One of the hardest decision a founder can ever make is deciding when it is time to hand the wheel to someone else. Why it may seem like something that needs to be done, it’s also something that Hiten recommends you don’t do as it can limit the success of the company amongst other things.

In this week’s episode, Steli and Hiten share their thoughts on why you shouldn’t replace yourself at your company,  how to do this the right way if it’s something that has to be done and much more.

Time Stamped Show Notes:

00:32 About today’s topic

00:47 Why you should replace yourself as the founder of your company.

01:36 Another reason why you shouldn’t do this.

01:55 How replacing yourself reduces the chances of your company succeeding.

04:16 An example of an exception when it comes to replacing yourself.

04:43 The best way to do this.

05:38 Why it is better to promote someone in the company.

06:06 How your customer feels about changes to the CEO position.

07:30 Why a founder might want to do this.

3 Key Points:

Your chances of success once you replace yourself go down tremendously

You don’t replace yourself as a founder, you are a founder for life.

Your business still has to run.




Steli: ... Boom. Hey, everybody, this is Steli Efti.

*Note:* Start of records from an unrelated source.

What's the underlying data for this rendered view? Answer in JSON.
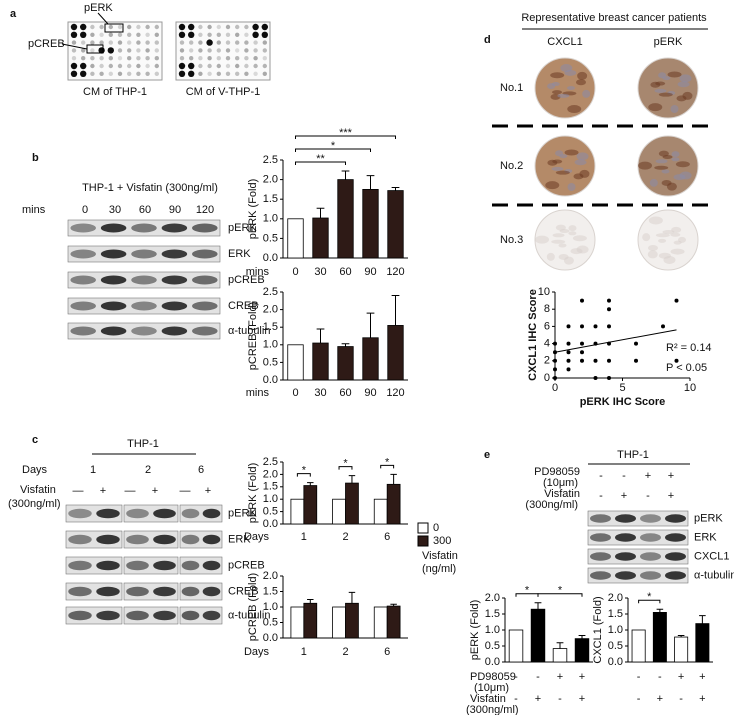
{
  "figure": {
    "a": {
      "label": "a",
      "spot_labels": [
        "pERK",
        "pCREB"
      ],
      "captions": [
        "CM of THP-1",
        "CM of V-THP-1"
      ]
    },
    "b": {
      "label": "b",
      "treatment": "THP-1 + Visfatin (300ng/ml)",
      "time_label": "mins",
      "times": [
        "0",
        "30",
        "60",
        "90",
        "120"
      ],
      "blots": [
        "pERK",
        "ERK",
        "pCREB",
        "CREB",
        "α-tubulin"
      ]
    },
    "c": {
      "label": "c",
      "cell": "THP-1",
      "days_label": "Days",
      "days": [
        "1",
        "2",
        "6"
      ],
      "treatment": "Visfatin",
      "dose": "(300ng/ml)",
      "signs": [
        "—",
        "+",
        "—",
        "+",
        "—",
        "+"
      ],
      "blots": [
        "pERK",
        "ERK",
        "pCREB",
        "CREB",
        "α-tubulin"
      ]
    },
    "d": {
      "label": "d",
      "heading": "Representative breast cancer patients",
      "stains": [
        "CXCL1",
        "pERK"
      ],
      "patients": [
        "No.1",
        "No.2",
        "No.3"
      ]
    },
    "e": {
      "label": "e",
      "cell": "THP-1",
      "inhibitor": "PD98059",
      "inhibitor_dose": "(10μm)",
      "treatment": "Visfatin",
      "treatment_dose": "(300ng/ml)",
      "inhibitor_signs": [
        "-",
        "-",
        "+",
        "+"
      ],
      "treatment_signs": [
        "-",
        "+",
        "-",
        "+"
      ],
      "blots": [
        "pERK",
        "ERK",
        "CXCL1",
        "α-tubulin"
      ]
    }
  },
  "chart_data": [
    {
      "type": "bar",
      "ylabel": "pERK (Fold)",
      "xlabel": "mins",
      "categories": [
        "0",
        "30",
        "60",
        "90",
        "120"
      ],
      "values": [
        1,
        1.02,
        2.0,
        1.75,
        1.72
      ],
      "errors": [
        null,
        0.25,
        0.22,
        0.35,
        0.08
      ],
      "colors": [
        "#ffffff",
        "#2e1a16",
        "#2e1a16",
        "#2e1a16",
        "#2e1a16"
      ],
      "ylim": [
        0,
        2.5
      ],
      "yticks": [
        {
          "value": 0,
          "label": "0.0"
        },
        {
          "value": 0.5,
          "label": "0.5"
        },
        {
          "value": 1,
          "label": "1.0"
        },
        {
          "value": 1.5,
          "label": "1.5"
        },
        {
          "value": 2,
          "label": "2.0"
        },
        {
          "value": 2.5,
          "label": "2.5"
        }
      ],
      "significance": [
        {
          "between": [
            0,
            2
          ],
          "label": "**"
        },
        {
          "between": [
            0,
            3
          ],
          "label": "*"
        },
        {
          "between": [
            0,
            4
          ],
          "label": "***"
        }
      ]
    },
    {
      "type": "bar",
      "ylabel": "pCREB (Fold)",
      "xlabel": "mins",
      "categories": [
        "0",
        "30",
        "60",
        "90",
        "120"
      ],
      "values": [
        1,
        1.05,
        0.95,
        1.2,
        1.55
      ],
      "errors": [
        null,
        0.4,
        0.08,
        0.7,
        0.85
      ],
      "colors": [
        "#ffffff",
        "#2e1a16",
        "#2e1a16",
        "#2e1a16",
        "#2e1a16"
      ],
      "ylim": [
        0,
        2.5
      ],
      "yticks": [
        {
          "value": 0,
          "label": "0.0"
        },
        {
          "value": 0.5,
          "label": "0.5"
        },
        {
          "value": 1,
          "label": "1.0"
        },
        {
          "value": 1.5,
          "label": "1.5"
        },
        {
          "value": 2,
          "label": "2.0"
        },
        {
          "value": 2.5,
          "label": "2.5"
        }
      ]
    },
    {
      "type": "bar",
      "ylabel": "pERK (Fold)",
      "xlabel": "Days",
      "categories": [
        "1",
        "2",
        "6"
      ],
      "series": [
        {
          "name": "0",
          "color": "#ffffff",
          "values": [
            1,
            1,
            1
          ]
        },
        {
          "name": "300",
          "color": "#2e1a16",
          "values": [
            1.55,
            1.65,
            1.6
          ],
          "errors": [
            0.12,
            0.3,
            0.4
          ]
        }
      ],
      "legend": "right",
      "legend_title": [
        "Visfatin",
        "(ng/ml)"
      ],
      "ylim": [
        0,
        2.5
      ],
      "yticks": [
        {
          "value": 0,
          "label": "0.0"
        },
        {
          "value": 0.5,
          "label": "0.5"
        },
        {
          "value": 1,
          "label": "1.0"
        },
        {
          "value": 1.5,
          "label": "1.5"
        },
        {
          "value": 2,
          "label": "2.0"
        },
        {
          "value": 2.5,
          "label": "2.5"
        }
      ],
      "significance": [
        {
          "category": 0,
          "label": "*"
        },
        {
          "category": 1,
          "label": "*"
        },
        {
          "category": 2,
          "label": "*"
        }
      ]
    },
    {
      "type": "bar",
      "ylabel": "pCREB (Fold)",
      "xlabel": "Days",
      "categories": [
        "1",
        "2",
        "6"
      ],
      "series": [
        {
          "color": "#ffffff",
          "values": [
            1,
            1,
            1
          ]
        },
        {
          "color": "#2e1a16",
          "values": [
            1.12,
            1.12,
            1.03
          ],
          "errors": [
            0.12,
            0.35,
            0.06
          ]
        }
      ],
      "ylim": [
        0,
        2.0
      ],
      "yticks": [
        {
          "value": 0,
          "label": "0.0"
        },
        {
          "value": 0.5,
          "label": "0.5"
        },
        {
          "value": 1,
          "label": "1.0"
        },
        {
          "value": 1.5,
          "label": "1.5"
        },
        {
          "value": 2,
          "label": "2.0"
        }
      ]
    },
    {
      "type": "scatter",
      "xlabel": "pERK IHC Score",
      "ylabel": "CXCL1 IHC Score",
      "x": [
        0,
        0,
        0,
        0,
        0,
        1,
        1,
        1,
        1,
        1,
        2,
        2,
        2,
        2,
        2,
        3,
        3,
        3,
        3,
        4,
        4,
        4,
        4,
        4,
        4,
        6,
        6,
        8,
        9,
        9
      ],
      "y": [
        0,
        1,
        2,
        3,
        4,
        1,
        2,
        3,
        4,
        6,
        2,
        3,
        4,
        6,
        9,
        0,
        2,
        4,
        6,
        0,
        2,
        4,
        6,
        8,
        9,
        2,
        4,
        6,
        2,
        9
      ],
      "fit": {
        "x": [
          0,
          9
        ],
        "y": [
          3.0,
          5.6
        ]
      },
      "color": "#000000",
      "xlim": [
        0,
        10
      ],
      "ylim": [
        0,
        10
      ],
      "xticks": [
        0,
        5,
        10
      ],
      "yticks": [
        0,
        2,
        4,
        6,
        8,
        10
      ],
      "annotations": [
        "R² = 0.14",
        "P < 0.05"
      ]
    },
    {
      "type": "bar",
      "ylabel": "pERK (Fold)",
      "categories": [
        null,
        null,
        null,
        null
      ],
      "values": [
        1,
        1.65,
        0.42,
        0.73
      ],
      "errors": [
        null,
        0.2,
        0.18,
        0.1
      ],
      "colors": [
        "#ffffff",
        "#000000",
        "#ffffff",
        "#000000"
      ],
      "ylim": [
        0,
        2.0
      ],
      "yticks": [
        {
          "value": 0,
          "label": "0.0"
        },
        {
          "value": 0.5,
          "label": "0.5"
        },
        {
          "value": 1,
          "label": "1.0"
        },
        {
          "value": 1.5,
          "label": "1.5"
        },
        {
          "value": 2,
          "label": "2.0"
        }
      ],
      "significance": [
        {
          "between": [
            0,
            1
          ],
          "label": "*"
        },
        {
          "between": [
            1,
            3
          ],
          "label": "*"
        }
      ]
    },
    {
      "type": "bar",
      "ylabel": "CXCL1 (Fold)",
      "categories": [
        null,
        null,
        null,
        null
      ],
      "values": [
        1,
        1.55,
        0.78,
        1.2
      ],
      "errors": [
        null,
        0.1,
        0.05,
        0.25
      ],
      "colors": [
        "#ffffff",
        "#000000",
        "#ffffff",
        "#000000"
      ],
      "ylim": [
        0,
        2.0
      ],
      "yticks": [
        {
          "value": 0,
          "label": "0.0"
        },
        {
          "value": 0.5,
          "label": "0.5"
        },
        {
          "value": 1,
          "label": "1.0"
        },
        {
          "value": 1.5,
          "label": "1.5"
        },
        {
          "value": 2,
          "label": "2.0"
        }
      ],
      "significance": [
        {
          "between": [
            0,
            1
          ],
          "label": "*"
        }
      ]
    }
  ]
}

Hiten: And this is Hiten Shah. Today we're going to talk about one of my favorite topics. I'm just kidding. I've been through it and it sucks. The topic is replacing yourself as CEO or founder. First thing I'll say is you don't replace yourself as founder. You're a founder for life. Sorry.



Steli: Fair.



Hiten: But I want to say it because you might not be the CEO and you might try to replace yourself. So my reaction to this was very personal, and my reaction to this was, “Don't do it.” And I'm going to say why real quick and then, Steli I'm sure you'll have some thoughts. So I went through this at my company, KISSmetrics. We had just gotten through a major lawsuit after a couple of years. We had an independent board member who was in the company and we were basically considering making him CEO and we decided to do it. And, honestly, it was the worst decision I every made about a company. I was actually amicable about it. I think there were things about, ironically, sales, that I wanted to learn, and I thought this gentleman running the company as CEO would be able to help me learn those things. I was dead wrong. Nothing wrong with him. It just wasn't a good fit for our company, and I think people wanted a change. And the thing is, I never got to run the company and grow the company. I had to watch someone else try to do it. That's why I'm bringing baggage to this conversation. I rarely do, but in this case I am. The other baggage I'm bringing is when I went through this I asked many people. I asked probably like a dozen different CEOs and founders who have done this themselves and replaced themselves, and they all said, “Don't do it.”



Steli: Interesting.



Hiten: So ...



Steli: Go ahead, go ahead.



Hiten: No, no. Go ahead.



Steli: No I was like, first of all I love your honesty about this and it's great to find a topic once in a while that gets you riled up, right? Some kind of a personal experience that gets your blood boiling.



Hiten: It's worse. Steli, it's worse. I went in there again, for six months after, I don't know, two years. I was still at the company but ... Actually, I don't remember if I was still at the company.